Speaking in a ceremony where he was sworn in for a second consecutive term in office, Ortega attacked the U.S. "occupation" of Afghanistan and Iraq, condemned the killing of former Libyan leader Muammar Gaddafi and offered a brief valediction to Iraqi dictator Saddam Hussein.
Ortega - flanked by his close ally, Venezuelan leader Hugo Chavez - defended Iran's stated intention to develop atomic energy for peaceful ends, an explanation Western powers say is a cover for a nuclear weapons program.

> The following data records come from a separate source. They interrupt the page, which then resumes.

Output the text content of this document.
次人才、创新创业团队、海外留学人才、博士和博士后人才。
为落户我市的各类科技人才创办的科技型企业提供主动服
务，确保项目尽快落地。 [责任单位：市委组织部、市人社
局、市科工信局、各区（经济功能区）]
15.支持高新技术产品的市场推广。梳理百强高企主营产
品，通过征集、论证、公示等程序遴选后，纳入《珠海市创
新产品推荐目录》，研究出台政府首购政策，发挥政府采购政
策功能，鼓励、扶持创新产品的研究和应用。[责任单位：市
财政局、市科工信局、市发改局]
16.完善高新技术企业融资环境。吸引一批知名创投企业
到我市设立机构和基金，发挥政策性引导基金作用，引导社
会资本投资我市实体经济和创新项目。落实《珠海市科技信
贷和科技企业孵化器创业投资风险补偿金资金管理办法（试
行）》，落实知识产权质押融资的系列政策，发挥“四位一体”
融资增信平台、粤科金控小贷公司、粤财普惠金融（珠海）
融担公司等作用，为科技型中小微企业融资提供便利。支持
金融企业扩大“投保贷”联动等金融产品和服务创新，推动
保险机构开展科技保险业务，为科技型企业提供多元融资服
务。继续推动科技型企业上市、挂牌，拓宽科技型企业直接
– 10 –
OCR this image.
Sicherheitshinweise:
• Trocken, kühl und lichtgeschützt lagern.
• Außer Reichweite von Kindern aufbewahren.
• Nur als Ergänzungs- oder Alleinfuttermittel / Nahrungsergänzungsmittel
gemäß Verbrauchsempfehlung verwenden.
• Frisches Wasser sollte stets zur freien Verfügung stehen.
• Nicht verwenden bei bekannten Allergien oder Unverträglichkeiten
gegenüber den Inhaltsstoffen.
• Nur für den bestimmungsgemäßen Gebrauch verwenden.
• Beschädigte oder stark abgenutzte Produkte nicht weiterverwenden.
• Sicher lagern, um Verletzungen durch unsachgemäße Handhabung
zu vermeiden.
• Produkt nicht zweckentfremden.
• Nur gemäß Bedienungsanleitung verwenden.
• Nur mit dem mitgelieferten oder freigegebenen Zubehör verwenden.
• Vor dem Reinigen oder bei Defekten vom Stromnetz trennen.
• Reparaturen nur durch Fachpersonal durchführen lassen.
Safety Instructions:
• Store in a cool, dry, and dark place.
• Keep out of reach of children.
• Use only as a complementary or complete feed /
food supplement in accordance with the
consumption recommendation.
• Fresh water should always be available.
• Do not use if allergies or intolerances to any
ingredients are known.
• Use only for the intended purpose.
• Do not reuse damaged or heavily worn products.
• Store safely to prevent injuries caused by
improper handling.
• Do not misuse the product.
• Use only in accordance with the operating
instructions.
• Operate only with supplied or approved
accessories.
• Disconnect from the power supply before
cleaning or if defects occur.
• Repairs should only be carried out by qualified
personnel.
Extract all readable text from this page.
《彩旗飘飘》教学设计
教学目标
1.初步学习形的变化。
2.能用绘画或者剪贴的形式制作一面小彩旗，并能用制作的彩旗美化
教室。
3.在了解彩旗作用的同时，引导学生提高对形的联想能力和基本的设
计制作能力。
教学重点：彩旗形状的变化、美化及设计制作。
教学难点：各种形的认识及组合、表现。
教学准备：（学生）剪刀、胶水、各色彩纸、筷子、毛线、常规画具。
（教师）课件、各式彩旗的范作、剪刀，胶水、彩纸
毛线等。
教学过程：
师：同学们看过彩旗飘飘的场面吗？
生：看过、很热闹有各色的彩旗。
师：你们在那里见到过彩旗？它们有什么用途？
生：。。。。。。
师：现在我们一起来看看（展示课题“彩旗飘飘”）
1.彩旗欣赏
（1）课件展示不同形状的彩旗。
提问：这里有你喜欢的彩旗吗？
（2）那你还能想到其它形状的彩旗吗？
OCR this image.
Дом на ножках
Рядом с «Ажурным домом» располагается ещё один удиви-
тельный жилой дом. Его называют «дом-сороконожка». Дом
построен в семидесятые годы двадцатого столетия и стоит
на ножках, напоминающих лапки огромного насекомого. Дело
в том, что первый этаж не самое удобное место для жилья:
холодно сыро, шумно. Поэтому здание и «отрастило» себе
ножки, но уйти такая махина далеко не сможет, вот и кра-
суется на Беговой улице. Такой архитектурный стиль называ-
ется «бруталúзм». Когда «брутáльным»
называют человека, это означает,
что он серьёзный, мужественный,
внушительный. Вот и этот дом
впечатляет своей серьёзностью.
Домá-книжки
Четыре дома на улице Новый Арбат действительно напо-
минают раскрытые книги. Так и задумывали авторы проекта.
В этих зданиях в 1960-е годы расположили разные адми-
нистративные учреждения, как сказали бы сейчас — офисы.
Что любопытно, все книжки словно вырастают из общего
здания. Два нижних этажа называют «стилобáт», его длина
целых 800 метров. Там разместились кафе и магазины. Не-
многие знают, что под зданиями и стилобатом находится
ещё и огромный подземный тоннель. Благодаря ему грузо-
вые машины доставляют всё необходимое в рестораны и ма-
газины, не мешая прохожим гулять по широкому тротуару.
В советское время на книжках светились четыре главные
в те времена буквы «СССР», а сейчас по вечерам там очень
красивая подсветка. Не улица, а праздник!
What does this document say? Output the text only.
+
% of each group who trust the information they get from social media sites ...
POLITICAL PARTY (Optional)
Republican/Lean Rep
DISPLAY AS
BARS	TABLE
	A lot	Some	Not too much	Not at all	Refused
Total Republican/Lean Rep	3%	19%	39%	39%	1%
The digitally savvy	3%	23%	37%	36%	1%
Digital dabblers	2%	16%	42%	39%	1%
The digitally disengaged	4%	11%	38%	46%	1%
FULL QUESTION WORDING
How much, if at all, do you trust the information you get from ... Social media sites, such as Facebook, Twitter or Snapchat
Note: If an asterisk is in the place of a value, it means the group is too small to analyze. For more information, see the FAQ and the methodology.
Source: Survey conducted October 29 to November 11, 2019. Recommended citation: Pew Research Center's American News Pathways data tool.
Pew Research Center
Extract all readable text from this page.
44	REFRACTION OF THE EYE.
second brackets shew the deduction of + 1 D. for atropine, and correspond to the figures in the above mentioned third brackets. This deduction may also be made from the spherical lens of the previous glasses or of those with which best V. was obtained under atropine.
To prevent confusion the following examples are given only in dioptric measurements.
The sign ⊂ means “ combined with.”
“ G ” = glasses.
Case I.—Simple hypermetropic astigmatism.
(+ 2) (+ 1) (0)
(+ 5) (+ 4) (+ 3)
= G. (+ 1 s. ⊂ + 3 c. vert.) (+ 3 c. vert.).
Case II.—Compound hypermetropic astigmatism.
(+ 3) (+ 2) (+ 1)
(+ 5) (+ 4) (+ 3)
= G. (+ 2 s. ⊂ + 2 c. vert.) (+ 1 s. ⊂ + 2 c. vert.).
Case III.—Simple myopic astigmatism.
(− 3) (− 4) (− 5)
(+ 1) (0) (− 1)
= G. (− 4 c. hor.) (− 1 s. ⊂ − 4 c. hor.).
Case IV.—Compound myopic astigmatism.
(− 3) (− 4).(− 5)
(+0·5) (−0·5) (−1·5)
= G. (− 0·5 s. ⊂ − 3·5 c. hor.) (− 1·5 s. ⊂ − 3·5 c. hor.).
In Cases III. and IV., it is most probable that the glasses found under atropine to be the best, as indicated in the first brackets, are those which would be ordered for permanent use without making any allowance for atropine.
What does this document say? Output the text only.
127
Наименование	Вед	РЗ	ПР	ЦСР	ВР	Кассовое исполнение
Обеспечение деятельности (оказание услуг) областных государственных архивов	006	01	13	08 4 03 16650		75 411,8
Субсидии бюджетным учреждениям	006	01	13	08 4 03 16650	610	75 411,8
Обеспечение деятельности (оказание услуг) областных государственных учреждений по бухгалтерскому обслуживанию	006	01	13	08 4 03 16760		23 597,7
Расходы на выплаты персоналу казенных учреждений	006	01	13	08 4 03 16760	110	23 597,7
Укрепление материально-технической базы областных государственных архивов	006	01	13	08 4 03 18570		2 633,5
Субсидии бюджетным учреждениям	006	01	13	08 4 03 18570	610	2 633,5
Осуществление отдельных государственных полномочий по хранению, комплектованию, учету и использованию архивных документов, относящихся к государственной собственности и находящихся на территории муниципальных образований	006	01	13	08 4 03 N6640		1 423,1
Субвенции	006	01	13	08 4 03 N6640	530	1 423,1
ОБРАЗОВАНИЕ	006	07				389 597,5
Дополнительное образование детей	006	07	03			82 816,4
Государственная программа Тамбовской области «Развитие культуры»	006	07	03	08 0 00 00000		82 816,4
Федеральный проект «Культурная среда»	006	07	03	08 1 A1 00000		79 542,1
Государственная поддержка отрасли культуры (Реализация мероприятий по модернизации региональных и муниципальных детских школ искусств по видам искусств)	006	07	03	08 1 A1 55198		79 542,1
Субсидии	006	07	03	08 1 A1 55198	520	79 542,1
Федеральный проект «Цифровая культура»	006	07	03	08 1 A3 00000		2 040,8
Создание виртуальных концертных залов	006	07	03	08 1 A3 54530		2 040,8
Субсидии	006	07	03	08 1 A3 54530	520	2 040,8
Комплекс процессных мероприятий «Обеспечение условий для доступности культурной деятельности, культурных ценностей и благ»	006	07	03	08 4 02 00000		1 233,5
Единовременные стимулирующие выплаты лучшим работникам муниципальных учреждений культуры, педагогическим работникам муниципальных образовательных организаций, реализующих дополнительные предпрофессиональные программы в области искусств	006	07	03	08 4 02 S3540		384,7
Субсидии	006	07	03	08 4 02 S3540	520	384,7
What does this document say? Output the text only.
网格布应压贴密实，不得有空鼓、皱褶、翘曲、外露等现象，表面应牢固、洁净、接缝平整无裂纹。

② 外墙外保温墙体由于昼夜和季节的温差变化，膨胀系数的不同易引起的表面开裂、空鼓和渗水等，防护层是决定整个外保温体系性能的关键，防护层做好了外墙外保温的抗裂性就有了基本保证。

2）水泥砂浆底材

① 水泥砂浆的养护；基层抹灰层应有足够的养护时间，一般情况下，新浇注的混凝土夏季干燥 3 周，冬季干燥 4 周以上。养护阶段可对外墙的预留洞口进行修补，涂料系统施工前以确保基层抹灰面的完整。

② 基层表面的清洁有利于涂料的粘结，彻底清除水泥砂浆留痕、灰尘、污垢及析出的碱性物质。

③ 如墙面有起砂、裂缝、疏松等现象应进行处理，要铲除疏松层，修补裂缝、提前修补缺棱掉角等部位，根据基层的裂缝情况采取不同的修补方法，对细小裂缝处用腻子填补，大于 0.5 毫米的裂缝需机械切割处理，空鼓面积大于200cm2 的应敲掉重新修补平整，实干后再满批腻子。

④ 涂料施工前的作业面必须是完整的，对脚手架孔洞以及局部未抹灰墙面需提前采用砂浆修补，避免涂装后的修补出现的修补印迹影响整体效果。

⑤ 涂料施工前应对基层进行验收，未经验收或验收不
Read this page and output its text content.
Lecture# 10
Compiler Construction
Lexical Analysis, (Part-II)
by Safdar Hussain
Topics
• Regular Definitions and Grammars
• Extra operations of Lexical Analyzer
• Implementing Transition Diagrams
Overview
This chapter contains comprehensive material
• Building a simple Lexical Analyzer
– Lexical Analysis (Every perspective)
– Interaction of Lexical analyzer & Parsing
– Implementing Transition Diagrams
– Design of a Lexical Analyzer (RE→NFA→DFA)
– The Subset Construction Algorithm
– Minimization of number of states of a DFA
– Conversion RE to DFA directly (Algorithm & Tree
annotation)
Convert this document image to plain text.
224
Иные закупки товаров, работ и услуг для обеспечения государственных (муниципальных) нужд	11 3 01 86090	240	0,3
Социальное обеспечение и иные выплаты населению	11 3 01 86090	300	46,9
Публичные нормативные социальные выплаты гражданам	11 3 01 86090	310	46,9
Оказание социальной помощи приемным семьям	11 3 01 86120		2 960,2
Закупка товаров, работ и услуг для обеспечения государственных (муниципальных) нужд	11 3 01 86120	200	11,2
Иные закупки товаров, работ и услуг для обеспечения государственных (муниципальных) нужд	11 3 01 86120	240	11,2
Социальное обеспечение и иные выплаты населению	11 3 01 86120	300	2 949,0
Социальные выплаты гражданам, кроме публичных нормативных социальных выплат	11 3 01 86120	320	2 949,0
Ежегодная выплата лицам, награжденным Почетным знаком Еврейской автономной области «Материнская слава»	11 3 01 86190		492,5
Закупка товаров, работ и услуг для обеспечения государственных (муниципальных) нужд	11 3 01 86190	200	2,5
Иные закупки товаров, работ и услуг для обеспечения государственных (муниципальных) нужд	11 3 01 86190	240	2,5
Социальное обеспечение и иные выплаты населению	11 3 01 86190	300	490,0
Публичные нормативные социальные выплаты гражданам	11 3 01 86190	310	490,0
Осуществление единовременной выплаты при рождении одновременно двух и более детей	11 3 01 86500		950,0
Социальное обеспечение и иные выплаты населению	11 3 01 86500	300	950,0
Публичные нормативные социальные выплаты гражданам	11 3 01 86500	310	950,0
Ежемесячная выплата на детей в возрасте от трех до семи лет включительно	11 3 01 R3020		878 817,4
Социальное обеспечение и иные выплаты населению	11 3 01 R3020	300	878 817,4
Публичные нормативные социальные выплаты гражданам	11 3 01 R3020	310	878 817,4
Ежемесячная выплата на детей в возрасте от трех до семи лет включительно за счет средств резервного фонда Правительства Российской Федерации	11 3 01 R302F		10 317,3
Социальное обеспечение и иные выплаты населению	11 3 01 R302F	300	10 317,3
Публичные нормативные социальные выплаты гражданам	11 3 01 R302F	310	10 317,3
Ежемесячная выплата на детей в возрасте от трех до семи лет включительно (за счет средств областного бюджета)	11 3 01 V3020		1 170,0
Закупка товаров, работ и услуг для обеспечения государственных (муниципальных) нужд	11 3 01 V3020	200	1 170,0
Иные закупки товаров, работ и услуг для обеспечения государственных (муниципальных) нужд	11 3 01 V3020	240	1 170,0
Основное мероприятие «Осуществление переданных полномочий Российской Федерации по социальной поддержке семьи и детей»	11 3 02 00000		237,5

"Simply by starting to push for talks in the region in which the steps are laid down for Israel to give up and destroy these nuclear arms, I'm certain this would bring about great peace in the region," the former Marxist guerrilla said.
Instead, western powers are ignoring those with nuclear weapons and threatening a country which only wanted atomic energy for peaceful purposes, Ortega added, pointing to Iran.
"Christ never said: Israel arm yourself, arm yourself to the teeth," said Ortega, whose speech moved swiftly from one topic to the next, backed by a musical accompaniment of strummed guitars and chanting peppered with rapped shouts.
Ortega, 66, suspended diplomatic ties with Israel in 2010 in protest after Israeli commandos staged a deadly raid on a flotilla trying to break a blockade of Gaza.
Israel, which Ahmadinejad once said should we wiped off the map, is believed to have nuclear weapons. But it has never formally admitted to possessing them.
Ahmadinejad is visiting leftist leaders in Latin America known for their antagonism to the United States. His visit comes after the Islamic Republic fanned tensions with western powers by threatening to close the Strait of Hormuz, the world's most important oil shipping lane, in response to possible new sanctions over its nuclear plans.
In his long speech, Ortega called the killing of Gaddafi in October a "crime" and said the late Libyan leader should have been put on trial if there had been evidence against him.
With Chavez at times looking on intently from the side, Ortega took aim at arms manufacturers, and said the U.S. invasion of Iraq had been built on falsehood. Next to Chavez sat Ahmadinejad and his interpreter.
Reflecting on the Iraq war, Ortega remembered Saddam with the words: "may he rest in peace." Saddam was hanged in 2006, three years after he was overthrown by a U.S.-led invasion.
Attending the inauguration were mostly Central American and Caribbean leaders, as well as Crown Prince Felipe of Spain.
The United States, which complained about the disputed vote that gave Ortega a landslide in November, sent representation from its embassy, according to Nicaraguan authorities.
The election strengthened Ortega's grip on power, giving him a two-thirds majority in parliament for the first time.
Backed with petrodollars from Chavez, Ortega built his re-election strategy on welfare programs that have cut poverty in Central America's poorest nation.